2-Cent Stamp Increase Is Only Temporary Fix for Postal Woes
Rising Costs, Shrinking Volume and Political Impasse Cited

By Christopher Lee
Washington Post Staff Writer
Monday, January 9, 2006

The cost of a postage stamp rose yesterday for the first time in nearly four years. The next price jump may come a lot sooner than that.

The Postal Service, a $70 billion a year organization that relies on revenue from operations rather than taxpayer funding, has been struggling with recent declines in first-class mail (its most lucrative area), rising fuel prices and other costs, even as it tries to restructure and become more efficient.

The increasing popularity of e-mail and online bill paying has cut into mail volume, while the Postal Service must deliver to an ever-increasing number of addresses (up by 2 million last year). The Postal Service faces competition from United Parcel Service and FedEx, private companies that, unlike the post office, are not legally bound to deliver to every address six days a week.

"We have absorbed a lot of losses on fuel," said Gerry McKiernan, a Postal Service spokesman, citing one example of rising costs. "When the price of gasoline goes up one penny, it costs us $8 million a year. Our costs are something we're going to seriously have to begin to look at."

Although such challenges are expected to drive up postal rates in the future, officials in the Postal Service and in the mailing industry say the current increase is the product of a political impasse in Capitol Hill, not postal operations.

In 2002, Congress agreed to let the Postal Service scale back by billions of dollars its payments into an overfunded pension system, helping the agency finish fiscal 2003 in the black after years of losses. But the legislation also required the Postal Service to put more than $3 billion into an escrow account this year, with the idea that Congress eventually would release the money. A new legislative package that would help reorganize the Postal Service is stalled in a Senate dispute over how postage rates should be set -- and the fate of the $3.1 billion in escrow money is bogged down along with it.

Postal officials say the increase is needed to fund the $3.1 billion payment.

"It's not for their operating expenses at all," said Neal Denton, executive director of the Alliance of Nonprofit Mailers, an association of charitable groups. "That's a stamp tax."

Sen. Susan Collins (R-Maine), chairman of the Senate committee that is considering the bill, said in a statement Friday that failure to pass the legislation could cost consumers and businesses billions of dollars in higher postal rates over the next few years.

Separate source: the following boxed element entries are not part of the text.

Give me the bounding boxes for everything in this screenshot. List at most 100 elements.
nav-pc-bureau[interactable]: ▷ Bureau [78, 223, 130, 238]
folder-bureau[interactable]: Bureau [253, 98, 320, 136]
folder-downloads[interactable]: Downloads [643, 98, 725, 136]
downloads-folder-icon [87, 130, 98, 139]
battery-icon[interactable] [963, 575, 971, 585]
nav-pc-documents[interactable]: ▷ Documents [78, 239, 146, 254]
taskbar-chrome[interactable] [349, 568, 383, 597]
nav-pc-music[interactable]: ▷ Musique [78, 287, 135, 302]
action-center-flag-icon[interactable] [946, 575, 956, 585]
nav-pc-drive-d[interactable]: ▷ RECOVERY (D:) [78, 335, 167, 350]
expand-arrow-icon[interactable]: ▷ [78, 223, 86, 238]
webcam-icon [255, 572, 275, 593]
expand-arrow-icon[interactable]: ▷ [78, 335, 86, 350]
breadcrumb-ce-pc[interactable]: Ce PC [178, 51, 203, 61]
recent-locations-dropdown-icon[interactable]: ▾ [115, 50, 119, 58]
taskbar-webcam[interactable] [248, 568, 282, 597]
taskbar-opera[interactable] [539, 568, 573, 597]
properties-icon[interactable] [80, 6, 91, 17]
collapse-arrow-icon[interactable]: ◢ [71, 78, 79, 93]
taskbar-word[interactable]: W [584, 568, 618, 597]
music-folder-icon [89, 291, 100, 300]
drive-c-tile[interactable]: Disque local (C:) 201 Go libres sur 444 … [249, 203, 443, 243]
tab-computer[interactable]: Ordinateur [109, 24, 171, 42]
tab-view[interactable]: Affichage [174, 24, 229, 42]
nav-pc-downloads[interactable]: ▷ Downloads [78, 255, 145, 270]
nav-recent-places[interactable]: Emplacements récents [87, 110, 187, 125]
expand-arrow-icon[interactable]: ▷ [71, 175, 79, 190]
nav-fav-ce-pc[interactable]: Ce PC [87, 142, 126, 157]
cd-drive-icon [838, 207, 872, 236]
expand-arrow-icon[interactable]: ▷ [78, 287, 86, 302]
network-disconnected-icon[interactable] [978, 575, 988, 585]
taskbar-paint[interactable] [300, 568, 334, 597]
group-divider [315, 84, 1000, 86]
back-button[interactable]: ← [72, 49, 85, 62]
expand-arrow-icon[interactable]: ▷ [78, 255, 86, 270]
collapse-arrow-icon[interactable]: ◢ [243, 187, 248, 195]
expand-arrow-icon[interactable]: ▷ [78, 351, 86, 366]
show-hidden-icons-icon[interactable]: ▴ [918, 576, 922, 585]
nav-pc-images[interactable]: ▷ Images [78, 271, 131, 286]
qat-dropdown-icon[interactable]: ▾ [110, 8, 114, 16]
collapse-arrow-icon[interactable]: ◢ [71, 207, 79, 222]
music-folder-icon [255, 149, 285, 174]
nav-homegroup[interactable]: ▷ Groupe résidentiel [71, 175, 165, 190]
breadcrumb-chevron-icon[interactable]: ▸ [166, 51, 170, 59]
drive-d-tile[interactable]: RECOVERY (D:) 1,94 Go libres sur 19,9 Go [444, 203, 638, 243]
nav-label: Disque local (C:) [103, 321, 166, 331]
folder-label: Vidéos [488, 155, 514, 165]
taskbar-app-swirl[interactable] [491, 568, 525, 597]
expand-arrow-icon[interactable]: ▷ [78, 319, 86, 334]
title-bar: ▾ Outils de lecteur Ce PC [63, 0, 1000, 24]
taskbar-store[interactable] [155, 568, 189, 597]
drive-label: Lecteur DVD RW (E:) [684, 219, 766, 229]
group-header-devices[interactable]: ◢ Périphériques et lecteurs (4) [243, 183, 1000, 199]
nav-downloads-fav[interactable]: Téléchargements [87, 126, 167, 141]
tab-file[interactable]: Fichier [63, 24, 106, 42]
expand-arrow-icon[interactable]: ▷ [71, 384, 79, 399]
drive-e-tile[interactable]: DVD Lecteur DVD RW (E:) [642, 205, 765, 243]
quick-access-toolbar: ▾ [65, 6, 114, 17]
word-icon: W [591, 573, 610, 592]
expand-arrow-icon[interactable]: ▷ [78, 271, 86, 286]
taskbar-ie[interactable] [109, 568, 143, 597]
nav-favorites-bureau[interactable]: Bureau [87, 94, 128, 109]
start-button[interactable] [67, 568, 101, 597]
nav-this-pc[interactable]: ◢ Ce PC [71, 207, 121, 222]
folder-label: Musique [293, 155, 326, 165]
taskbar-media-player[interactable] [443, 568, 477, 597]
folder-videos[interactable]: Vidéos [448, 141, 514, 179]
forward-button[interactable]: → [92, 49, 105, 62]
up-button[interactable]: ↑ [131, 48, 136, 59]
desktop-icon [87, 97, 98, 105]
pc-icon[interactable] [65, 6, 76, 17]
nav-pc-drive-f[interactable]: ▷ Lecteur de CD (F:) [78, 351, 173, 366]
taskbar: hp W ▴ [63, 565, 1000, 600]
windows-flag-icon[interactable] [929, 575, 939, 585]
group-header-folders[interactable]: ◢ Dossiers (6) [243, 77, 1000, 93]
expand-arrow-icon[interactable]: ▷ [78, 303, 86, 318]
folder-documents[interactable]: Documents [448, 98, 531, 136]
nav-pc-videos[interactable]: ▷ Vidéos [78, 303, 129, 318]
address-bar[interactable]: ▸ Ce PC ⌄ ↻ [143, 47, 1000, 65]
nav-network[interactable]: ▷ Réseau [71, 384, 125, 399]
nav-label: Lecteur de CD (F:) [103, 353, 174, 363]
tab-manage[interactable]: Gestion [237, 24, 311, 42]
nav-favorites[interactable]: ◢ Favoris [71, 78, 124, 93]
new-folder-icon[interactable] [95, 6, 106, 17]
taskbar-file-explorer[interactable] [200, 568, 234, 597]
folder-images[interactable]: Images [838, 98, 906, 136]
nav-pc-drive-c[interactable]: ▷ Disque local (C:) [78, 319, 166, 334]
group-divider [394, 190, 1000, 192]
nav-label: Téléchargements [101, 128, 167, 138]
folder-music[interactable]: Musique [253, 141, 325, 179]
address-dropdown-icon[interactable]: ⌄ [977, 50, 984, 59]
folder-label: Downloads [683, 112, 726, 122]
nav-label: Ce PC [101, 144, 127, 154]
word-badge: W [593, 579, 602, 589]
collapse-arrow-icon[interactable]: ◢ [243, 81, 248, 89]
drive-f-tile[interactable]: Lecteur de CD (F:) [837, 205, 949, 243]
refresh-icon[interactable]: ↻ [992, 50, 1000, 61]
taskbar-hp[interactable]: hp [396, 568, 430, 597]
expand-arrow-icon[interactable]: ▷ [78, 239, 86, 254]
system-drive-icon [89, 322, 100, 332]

"If postal reform had been enacted when it should have been, the price of a first class postage stamp likely would not be rising by two cents on Sunday," said Collins, whose state is home to L.L. Bean Inc., a company that does considerable mail-order business.

Sen. Christopher S. Bond (R-Mo.), who has a hold on the bill, said it would mainly help corporate mailers. "I'm going to continue to make sure the Postal Service isn't given the ability to hike unfairly the price of a stamp on the little guy while giving away the store to the large junk mailers," said Bond, whose state is the headquarters of Hallmark Cards Inc. "It's just a sham disguised as reform."

Meanwhile, the Postal Service is studying 45 regional mail processing facilities to see whether operations can be consolidated into fewer locations. Officials say that will increase productivity through greater reliance on technology to streamline mail processing. Although no jobs will be lost, the effort is unpopular with the American Postal Workers Union, whose members may have to travel farther to get to work.

"We suspect that it's a foregone conclusion that they are going to erode service for a vast segment of the American population," said union President William Burrus. "Some communities will lose the identification of who they are because they will no longer have a postmark. Small business who rely very heavily on the mail for advertising purposes will lose the reliability of overnight [delivery] within the community."

It is not all doom and gloom for the Postal Service, though. It ended 2005 $1.3 billion in the black, marking the third consecutive year that it was able to make money. Officials also announced last month that the Postal Service -- once $11 billion in the red -- was without debt for the first time since the agency's last major reorganization, in the 1970s.

Ninety percent of the time mail reached its destination within three days, according to figures compiled for the Postal Service by IBM Business Consulting Services. Mail sent to a destination within the same metropolitan area arrived overnight about 95 percent of the time, the consultants found.

First-class mail even ticked up a bit, to 98.1 billion pieces, though it was still considerably shy of its recent peak of 103.7 billion pieces in 2001. (Postal officials attributed the increase of more than 144 million pieces of first-class mail last year to greater use of that category by business mailers in their advertising efforts.) Overall, the Postal Service handled 212 billion pieces of mail last year.

"If you go back, we are so far ahead of where we were 10 years ago," in terms of performance and customer service, McKiernan said.

"But there should be some cautionary notes for 2006." he added. "There are so many unknowns with regard to postal reform. We have contract negotiations coming up with our unions. And then there's a fairly good likelihood that we'll begin to consider another rate increase in late spring. But this will be a real rate increase, not this artificial one that we just had. This current increase will do nothing for us."